Edit your expectations.
We all have things we expect out of life. For some of us, the list is longer than for others. But each of us has behaviors, outcomes, and tangible items we look for from others and from existence in general.
Having goals and boundaries isn’t a bad thing. However, problems can occur when we are inflexible in what we expect.
Commonly, we will feel upset or resentful when our expectations aren’t met. We may feel victimized by life or disappointed by others. We didn’t get what we wanted or felt we deserved.
When others don’t fulfill our expectations, we can certainly express our feelings. But they aren’t necessarily obliged to alter their behavior toward us.
Or life may not offer us what we hoped for. We can rail against our fate and try the same things over again hoping for different results. Or we can alter our approach.
We also may hold rigid expectations for ourselves and our accomplishments and behavior. Berating ourselves for failing to measure up doesn’t put us in a positive space to achieve much of anything. Being willing to be a bit gentle with ourselves will help us feel happier and get what we want more quickly.

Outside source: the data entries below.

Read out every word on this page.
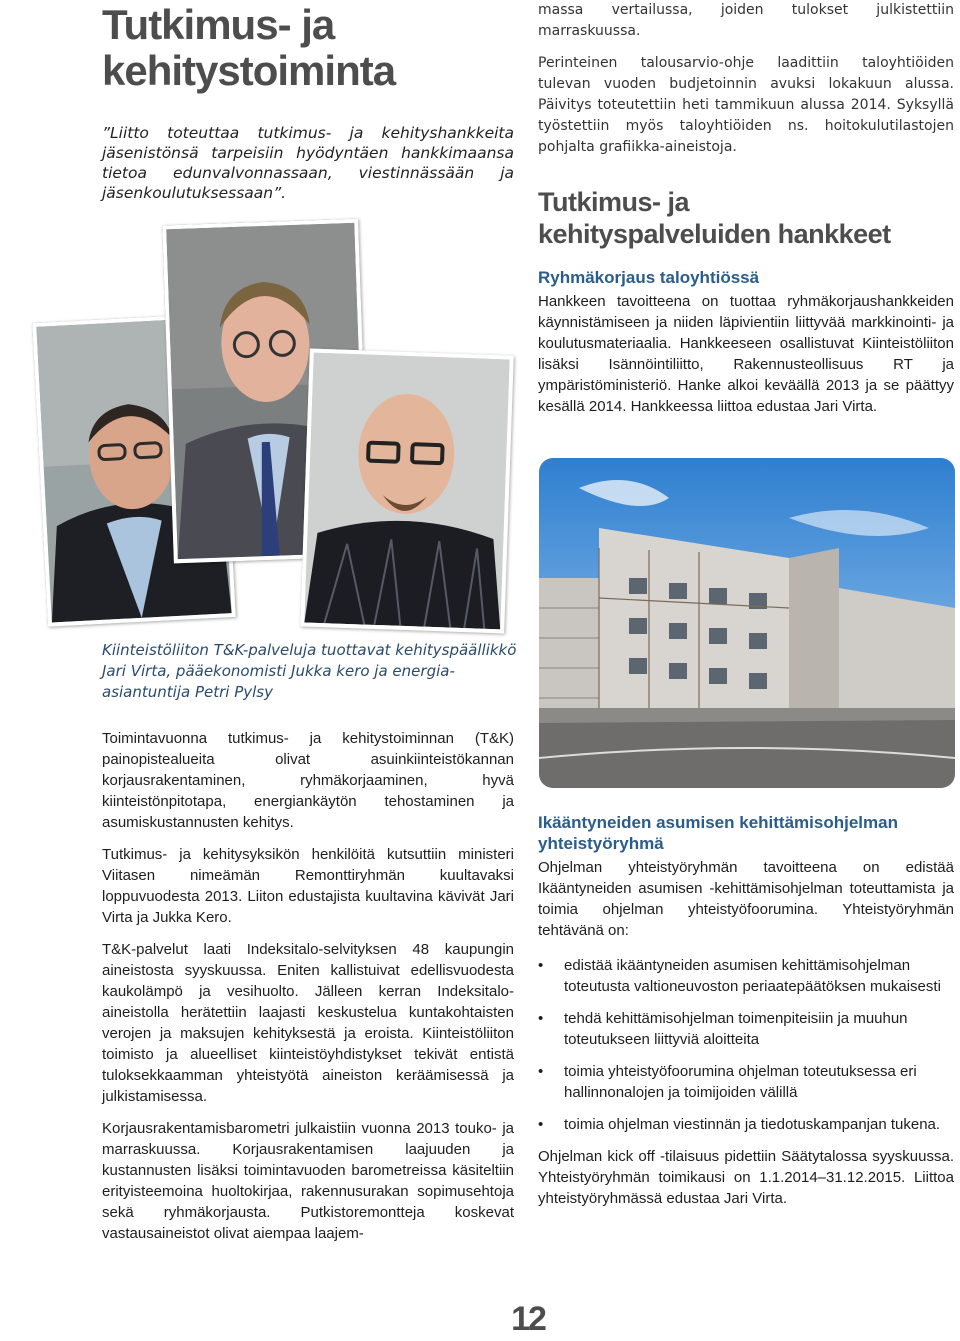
Tutkimus- ja kehitystoiminta

”Liitto toteuttaa tutkimus- ja kehityshankkeita jäsenistönsä tarpeisiin hyödyntäen hankkimaansa tietoa edunvalvonnassaan, viestinnässään ja jäsenkoulutuksessaan”.

Kiinteistöliiton T&K-palveluja tuottavat kehityspäällikkö Jari Virta, pääekonomisti Jukka kero ja energia-asiantuntija Petri Pylsy

Toimintavuonna tutkimus- ja kehitystoiminnan (T&K) painopistealueita olivat asuinkiinteistökannan korjausrakentaminen, ryhmäkorjaaminen, hyvä kiinteistönpitotapa, energiankäytön tehostaminen ja asumiskustannusten kehitys.

Tutkimus- ja kehitysyksikön henkilöitä kutsuttiin ministeri Viitasen nimeämän Remonttiryhmän kuultavaksi loppuvuodesta 2013. Liiton edustajista kuultavina kävivät Jari Virta ja Jukka Kero.

T&K-palvelut laati Indeksitalo-selvityksen 48 kaupungin aineistosta syyskuussa. Eniten kallistuivat edellisvuodesta kaukolämpö ja vesihuolto. Jälleen kerran Indeksitalo-aineistolla herätettiin laajasti keskustelua kuntakohtaisten verojen ja maksujen kehityksestä ja eroista. Kiinteistöliiton toimisto ja alueelliset kiinteistöyhdistykset tekivät entistä tuloksekkaamman yhteistyötä aineiston keräämisessä ja julkistamisessa.

Korjausrakentamisbarometri julkaistiin vuonna 2013 touko- ja marraskuussa. Korjausrakentamisen laajuuden ja kustannusten lisäksi toimintavuoden barometreissa käsiteltiin erityisteemoina huoltokirjaa, rakennusurakan sopimusehtoja sekä ryhmäkorjausta. Putkistoremontteja koskevat vastausaineistot olivat aiempaa laajem-

massa vertailussa, joiden tulokset julkistettiin marraskuussa.

Perinteinen talousarvio-ohje laadittiin taloyhtiöiden tulevan vuoden budjetoinnin avuksi lokakuun alussa. Päivitys toteutettiin heti tammikuun alussa 2014. Syksyllä työstettiin myös taloyhtiöiden ns. hoitokulutilastojen pohjalta grafiikka-aineistoja.

Tutkimus- ja kehityspalveluiden hankkeet
Ryhmäkorjaus taloyhtiössä

Hankkeen tavoitteena on tuottaa ryhmäkorjaushankkeiden käynnistämiseen ja niiden läpivientiin liittyvää markkinointi- ja koulutusmateriaalia. Hankkeeseen osallistuvat Kiinteistöliiton lisäksi Isännöintiliitto, Rakennusteollisuus RT ja ympäristöministeriö. Hanke alkoi keväällä 2013 ja se päättyy kesällä 2014. Hankkeessa liittoa edustaa Jari Virta.

Ikääntyneiden asumisen kehittämisohjelman yhteistyöryhmä

Ohjelman yhteistyöryhmän tavoitteena on edistää Ikääntyneiden asumisen -kehittämisohjelman toteuttamista ja toimia ohjelman yhteistyöfoorumina. Yhteistyöryhmän tehtävänä on:

• edistää ikääntyneiden asumisen kehittämisohjelman toteutusta valtioneuvoston periaatepäätöksen mukaisesti
• tehdä kehittämisohjelman toimenpiteisiin ja muuhun toteutukseen liittyviä aloitteita
• toimia yhteistyöfoorumina ohjelman toteutuksessa eri hallinnonalojen ja toimijoiden välillä
• toimia ohjelman viestinnän ja tiedotuskampanjan tukena.

Ohjelman kick off -tilaisuus pidettiin Säätytalossa syyskuussa. Yhteistyöryhmän toimikausi on 1.1.2014–31.12.2015. Liittoa yhteistyöryhmässä edustaa Jari Virta.

12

All three scenarios above can be alleviated by altering our expectations. We’re not denying that we’re worthy. We simply aren’t expecting something from others, life, and ourselves that isn’t happening in this moment.
That’s not to say it might not occur in the future. But when we revise what we expect, we open up pathways for alternate possibilities, some of which might be better than what we initially desired.
Today’s message invites me to be more fluid in my expectations. When I am less rigid in what I expect, I allow life’s bounty to flow more easily to me through a variety of means.
Please reflect and share. What firmly held expectation might you benefit from releasing?